Schlüsselwörter: Cortison, Glukokortikoide, Morbus Crohn, Infektion, Mykobakterien, Colitis Ulcerosa, chronisch entzündliche Darmkrankheiten, Kortison, Glukokortikoid, Frühe kombinierte Immunsuppression vs. konventionelle sequentielle Therapie, frühe Behandlung, Kombinationstherapie, Immunsuppression, Krankheit, Studie, Therapie, Behandlung, Medikament und Studien. 

Die meisten Patienten mit aktiver Morbus Crohn werden anfangs nur mit Kortikosteroiden behandelt. Im Verlauf werden nach klinischer Symptomatik sequentiell weitere immunsupressive Medikamente wie TNF-Hemmer zur Therapie hinzugefügt.

Darunter werden viele Patienten resistent gegenüber oder abhängig von Kortikosteroiden. Außerdem ist eine lange Kortison-Exposition mit einem erhöhten Mortalitäts-Risiko verknüpft.

Bei Rheumatoider Arthritis werden die Immunsuppressiva relativ früh eingesetzt. Eine aktuelle Studie (1) untersuchte die Wirksamkeit einer frühen kombinierten Immunsuppression auch bei M. Crohn.

Ingesamt gab es zwei Therapie-Strategien: In der Früh-Kombinationstherapie-Gruppe erhielten die Patienten Initial Infliximab (Remicade®/ LINK) plus Azathioprin (Imurek®) und anschließend eine Azathioprin-Monotherapie mit zusätzlich Kortikosteroiden falls notwendig. In der konventionellen Gruppe erhielten die Patienten Kortikosteroide, und falls notwendig Azathioprin und Infliximab nacheinander. Wenn die Patienten Azathioprin nicht vertrugen, konnten in beiden Gruppen Methotrexat eingesetzt werden. 

Die Studienergebnisse zeigten, dass frühe immunsuppressive Kombinationstherapie effektiver als die konventionelle sequentielle Therapie mit Kortison-Schwerpunkt ist. Die Langzeit-Sicherheit dieser Vorgehensweise ist jedoch noch unbekannt.

Ausführlichere Daten der aktuellen Studie (1): 

Frühe kombinierte Immunsuppression oder konventionelle Behandlung bei Patienten mit neu-diagnostiziertem Morbus Crohn: Eine offene, randomisierte Studie.  

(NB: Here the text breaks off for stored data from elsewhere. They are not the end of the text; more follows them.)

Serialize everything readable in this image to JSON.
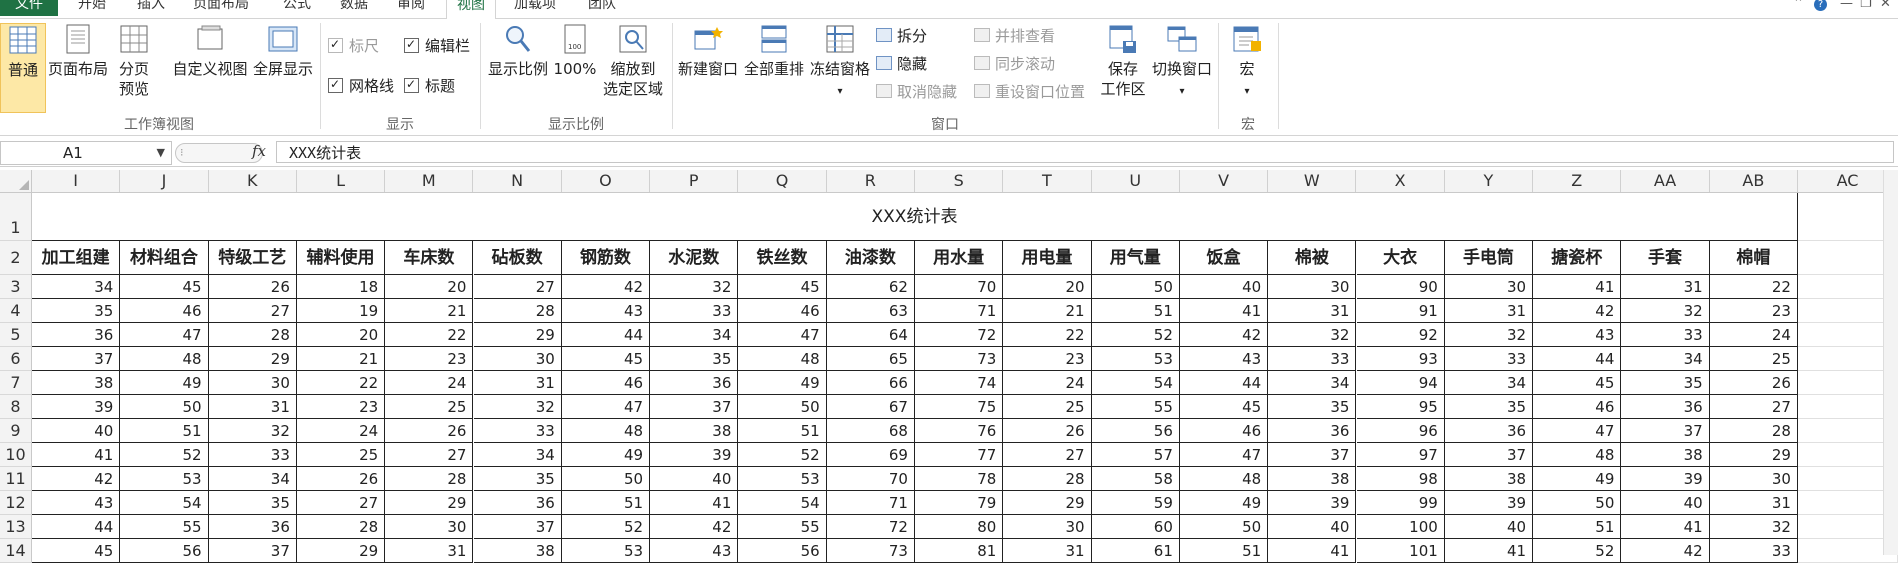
{
  "tabs": {
    "file": "文件",
    "items": [
      "开始",
      "插入",
      "页面布局",
      "公式",
      "数据",
      "审阅",
      "视图",
      "加载项",
      "团队"
    ],
    "active": "视图"
  },
  "window_controls": {
    "help": "?",
    "minimize": "—",
    "restore": "❐",
    "close": "✕"
  },
  "ribbon": {
    "workbook_views": {
      "label": "工作簿视图",
      "normal": "普通",
      "page_layout": "页面布局",
      "page_break_1": "分页",
      "page_break_2": "预览",
      "custom_view": "自定义视图",
      "full_screen": "全屏显示"
    },
    "show": {
      "label": "显示",
      "ruler": "标尺",
      "formula_bar": "编辑栏",
      "gridlines": "网格线",
      "headings": "标题"
    },
    "zoom": {
      "label": "显示比例",
      "zoom": "显示比例",
      "zoom_100": "100%",
      "zoom_sel_1": "缩放到",
      "zoom_sel_2": "选定区域"
    },
    "window": {
      "label": "窗口",
      "new_window": "新建窗口",
      "arrange_all": "全部重排",
      "freeze": "冻结窗格",
      "split": "拆分",
      "hide": "隐藏",
      "unhide": "取消隐藏",
      "side_by_side": "并排查看",
      "sync_scroll": "同步滚动",
      "reset_pos": "重设窗口位置",
      "save_ws_1": "保存",
      "save_ws_2": "工作区",
      "switch": "切换窗口"
    },
    "macros": {
      "label": "宏",
      "macro": "宏"
    }
  },
  "formula_bar": {
    "name_box": "A1",
    "fx": "fx",
    "content": "XXX统计表"
  },
  "sheet": {
    "columns": [
      "I",
      "J",
      "K",
      "L",
      "M",
      "N",
      "O",
      "P",
      "Q",
      "R",
      "S",
      "T",
      "U",
      "V",
      "W",
      "X",
      "Y",
      "Z",
      "AA",
      "AB",
      "AC"
    ],
    "title": "XXX统计表",
    "headers": [
      "加工组建",
      "材料组合",
      "特级工艺",
      "辅料使用",
      "车床数",
      "砧板数",
      "钢筋数",
      "水泥数",
      "铁丝数",
      "油漆数",
      "用水量",
      "用电量",
      "用气量",
      "饭盒",
      "棉被",
      "大衣",
      "手电筒",
      "搪瓷杯",
      "手套",
      "棉帽"
    ],
    "row_numbers": [
      "1",
      "2",
      "3",
      "4",
      "5",
      "6",
      "7",
      "8",
      "9",
      "10",
      "11",
      "12",
      "13",
      "14"
    ],
    "rows": [
      [
        "34",
        "45",
        "26",
        "18",
        "20",
        "27",
        "42",
        "32",
        "45",
        "62",
        "70",
        "20",
        "50",
        "40",
        "30",
        "90",
        "30",
        "41",
        "31",
        "22"
      ],
      [
        "35",
        "46",
        "27",
        "19",
        "21",
        "28",
        "43",
        "33",
        "46",
        "63",
        "71",
        "21",
        "51",
        "41",
        "31",
        "91",
        "31",
        "42",
        "32",
        "23"
      ],
      [
        "36",
        "47",
        "28",
        "20",
        "22",
        "29",
        "44",
        "34",
        "47",
        "64",
        "72",
        "22",
        "52",
        "42",
        "32",
        "92",
        "32",
        "43",
        "33",
        "24"
      ],
      [
        "37",
        "48",
        "29",
        "21",
        "23",
        "30",
        "45",
        "35",
        "48",
        "65",
        "73",
        "23",
        "53",
        "43",
        "33",
        "93",
        "33",
        "44",
        "34",
        "25"
      ],
      [
        "38",
        "49",
        "30",
        "22",
        "24",
        "31",
        "46",
        "36",
        "49",
        "66",
        "74",
        "24",
        "54",
        "44",
        "34",
        "94",
        "34",
        "45",
        "35",
        "26"
      ],
      [
        "39",
        "50",
        "31",
        "23",
        "25",
        "32",
        "47",
        "37",
        "50",
        "67",
        "75",
        "25",
        "55",
        "45",
        "35",
        "95",
        "35",
        "46",
        "36",
        "27"
      ],
      [
        "40",
        "51",
        "32",
        "24",
        "26",
        "33",
        "48",
        "38",
        "51",
        "68",
        "76",
        "26",
        "56",
        "46",
        "36",
        "96",
        "36",
        "47",
        "37",
        "28"
      ],
      [
        "41",
        "52",
        "33",
        "25",
        "27",
        "34",
        "49",
        "39",
        "52",
        "69",
        "77",
        "27",
        "57",
        "47",
        "37",
        "97",
        "37",
        "48",
        "38",
        "29"
      ],
      [
        "42",
        "53",
        "34",
        "26",
        "28",
        "35",
        "50",
        "40",
        "53",
        "70",
        "78",
        "28",
        "58",
        "48",
        "38",
        "98",
        "38",
        "49",
        "39",
        "30"
      ],
      [
        "43",
        "54",
        "35",
        "27",
        "29",
        "36",
        "51",
        "41",
        "54",
        "71",
        "79",
        "29",
        "59",
        "49",
        "39",
        "99",
        "39",
        "50",
        "40",
        "31"
      ],
      [
        "44",
        "55",
        "36",
        "28",
        "30",
        "37",
        "52",
        "42",
        "55",
        "72",
        "80",
        "30",
        "60",
        "50",
        "40",
        "100",
        "40",
        "51",
        "41",
        "32"
      ],
      [
        "45",
        "56",
        "37",
        "29",
        "31",
        "38",
        "53",
        "43",
        "56",
        "73",
        "81",
        "31",
        "61",
        "51",
        "41",
        "101",
        "41",
        "52",
        "42",
        "33"
      ]
    ]
  }
}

Hintergrund: Die meisten Patienten mit einem aktiven Morbus Crohn werden anfangs mit Kortikosteroiden behandelt. Obwohl diese Vorgehensweise üblicherweise die Symptome behandelt, werden viele Patienten resistent gegenüber oder abhängig von Kortikosteroiden. Außerdem ist eine lange Exposition assoziiert mit einem erhöhten Mortalitäts-Risiko. Das Ziel der Mediziner war es, die Effizienz der frühen kombinierten Immunsuppression mit konventioneller Behandlung bei Patienten zu vergleichen, die davor keine Glukokortikoide, Antimetabolite oder Infliximab erhalten hatten.

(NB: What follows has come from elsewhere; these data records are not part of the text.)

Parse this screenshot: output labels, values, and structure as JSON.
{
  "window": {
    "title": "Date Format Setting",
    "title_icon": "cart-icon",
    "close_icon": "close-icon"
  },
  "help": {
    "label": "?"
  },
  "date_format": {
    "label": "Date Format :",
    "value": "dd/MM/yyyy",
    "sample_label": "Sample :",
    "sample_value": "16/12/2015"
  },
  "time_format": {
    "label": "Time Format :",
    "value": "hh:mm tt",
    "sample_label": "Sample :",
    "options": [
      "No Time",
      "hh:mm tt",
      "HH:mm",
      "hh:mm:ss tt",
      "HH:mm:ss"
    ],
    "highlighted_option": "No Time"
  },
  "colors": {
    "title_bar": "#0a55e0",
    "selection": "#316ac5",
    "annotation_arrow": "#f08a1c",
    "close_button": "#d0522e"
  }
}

Methoden: Die Forscher führten über zwei Jahre, zwischen Mai 2001 und Januar 2004, eine Open-Label Studie in 18 Zentren in Belgien, Holland und Deutschland durch. Sie teilten 133 Patienten zufällig entweder der frühen kombinierten Immunsuppression oder der konventionellen Behandlung zu. Die 67 Patienten die der kombinierten Immunsuppression zugeteilt wurden erhielten drei Infusionen Infliximab (5 mg/kg Körpergewicht) mit Azathioprin in den Wochen 0, 2 und 6. Um die Krankheits-Aktivität zu kontrollieren gaben wir zusätzlich Infliximab und, falls notwendig, Kortikosteroide. Die 66 Patienten die der konventionellen Behandlung zugeteilt wurden erhielten Kortikosteroide, nacheinander gefolgt von Azathioprin und Infliximab. Primäre Meßpunkte für den Ausgang waren Remission ohne Kortikosteroide und ohne Darm-Resektion in den Wochen 26 und 52. Analysiert wurde durch modifizierte intention-to-treat.

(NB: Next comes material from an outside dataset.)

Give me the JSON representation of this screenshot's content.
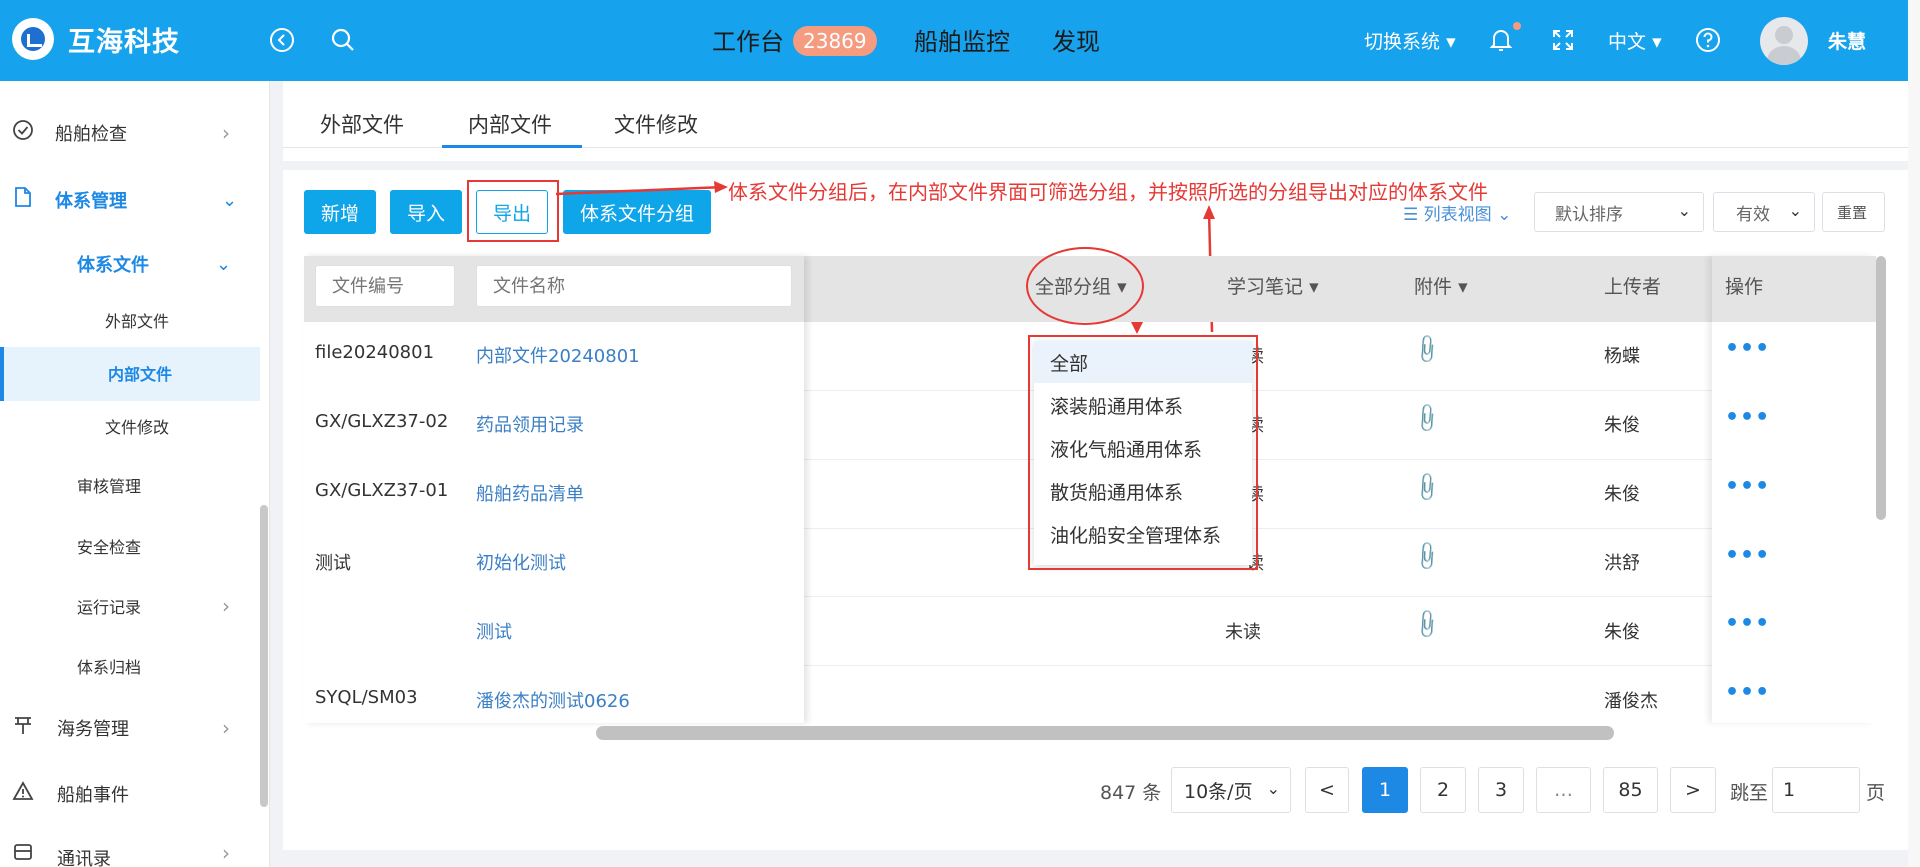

Ergebnisse: Vier Patienten (Zwei in jeder Gruppe) erhielten keine Behandlung nach Protokoll. In Woche 26 waren 39 (60.0%) der 65 Patienten in der Gruppe mit kombinierter Immunsuppression in Remission ohne Kortikosteroide und ohne chirurgische Resektion, im Vergleich zu 23 (35.9%) der  64 Patienten in der Kontroll-Gruppe. Die absolute Differenz betrug 24.1% (95% CI 7.3-40.8, p=0.0062). Die entsprechenden Werte in Woche 52 waren 40 von 65 (61.5%) im Vergleich zu 27 von 64 (42.2%), mit einer absoluten Differenz von 19.3% (95% CI 2.4-36.3, p=0.0278). Bei 20 der 65 Patienten (30.8%) in der Gruppe der frühen kombinierten Immunsuppresion traten bedeutende ungünstige Ereignisse auf, verglichen mit 19 von 64 Patienten aus der Kontrollgruppe (p=1.0).

Interpretation: Kombinierte Immunsuppresion war effizienter als konventionelle Behandlung im Herbeiführen einer Remission und bei der Reduzierung der Kortikosteroid-Behandlung bei Patienten die kürzlich mit Morbus Crohn diagnostiziert wurden. Der Beginn mit intensiverer Behandlung früh im Verlauf der Krankheit könnte in einem besseren Ausgang resultieren.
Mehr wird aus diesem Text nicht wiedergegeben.